Ultracentrifugation Flashcards
What is cell fractionation?
It is a process where cells are broken up and their different organelles are separated and collected based on their size. This is done using gravity and three different processes.
What are the three processes used in cell fractionation?
They are homogenisation, filtration and ultracentrifugation.
What are the properties needed for the solution?
The solution needs to be ice cold to reduce enzyme activity which prevents organelles from breaking down. It also needs to be isotonic (which means having the same water potential as the tissue), preventing organelles from bursting or shrivelling due to osmosis. Finally, the solution must be buffered to maintain a constant pH.
What is homogenisation?
It involves breaking up the tissue to open the cell membranes and release the organelles inside.
What is filtration?
The homogenate (homogenised solution) is filtered in order to remove large debris and cells that didn’t break open. This is because they would sink to the bottom of the test tube and distrupt the centrifuging.
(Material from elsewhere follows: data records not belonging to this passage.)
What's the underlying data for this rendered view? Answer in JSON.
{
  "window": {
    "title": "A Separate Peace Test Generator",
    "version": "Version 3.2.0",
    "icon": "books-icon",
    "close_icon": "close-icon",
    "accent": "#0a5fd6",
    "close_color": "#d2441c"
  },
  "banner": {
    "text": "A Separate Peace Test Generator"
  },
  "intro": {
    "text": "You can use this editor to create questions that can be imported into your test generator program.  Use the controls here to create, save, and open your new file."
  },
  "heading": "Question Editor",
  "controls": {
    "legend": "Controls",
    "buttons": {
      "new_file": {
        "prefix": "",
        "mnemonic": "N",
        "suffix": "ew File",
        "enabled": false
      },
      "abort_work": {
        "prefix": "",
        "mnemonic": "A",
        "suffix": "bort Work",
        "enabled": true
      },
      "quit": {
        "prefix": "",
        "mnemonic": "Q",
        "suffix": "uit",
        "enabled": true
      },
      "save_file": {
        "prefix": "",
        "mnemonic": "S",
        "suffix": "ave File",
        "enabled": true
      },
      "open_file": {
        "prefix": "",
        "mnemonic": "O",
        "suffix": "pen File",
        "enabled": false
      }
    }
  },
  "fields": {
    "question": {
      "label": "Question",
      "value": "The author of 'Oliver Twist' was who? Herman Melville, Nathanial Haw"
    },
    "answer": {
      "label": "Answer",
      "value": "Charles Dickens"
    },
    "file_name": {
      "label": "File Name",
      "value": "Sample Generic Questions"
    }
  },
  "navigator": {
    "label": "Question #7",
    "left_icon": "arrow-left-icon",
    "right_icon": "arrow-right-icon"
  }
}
What is ultracentrifugation?
- At a slow speed, the test tube is spun, which makes the larger organelles form a pellet at the bottom. This can now be collected.
- At this point, the smaller organelles are still at the top in the liquid called the supernatant.
- The supernatant is respun at higher and higher speeds so the smaller organelles can form their own pellets. Each time a pellet is formed, it is collected so the next largest organelle can take its turn.
What order are the fractionalised organelles collected?
The heaviest organelles form pellets and are collected first. Therefore, the nuclei is collected first, then the chloroplasts, mitochondria, lysosomes, endoplasmic reticulum and finally ribosomes.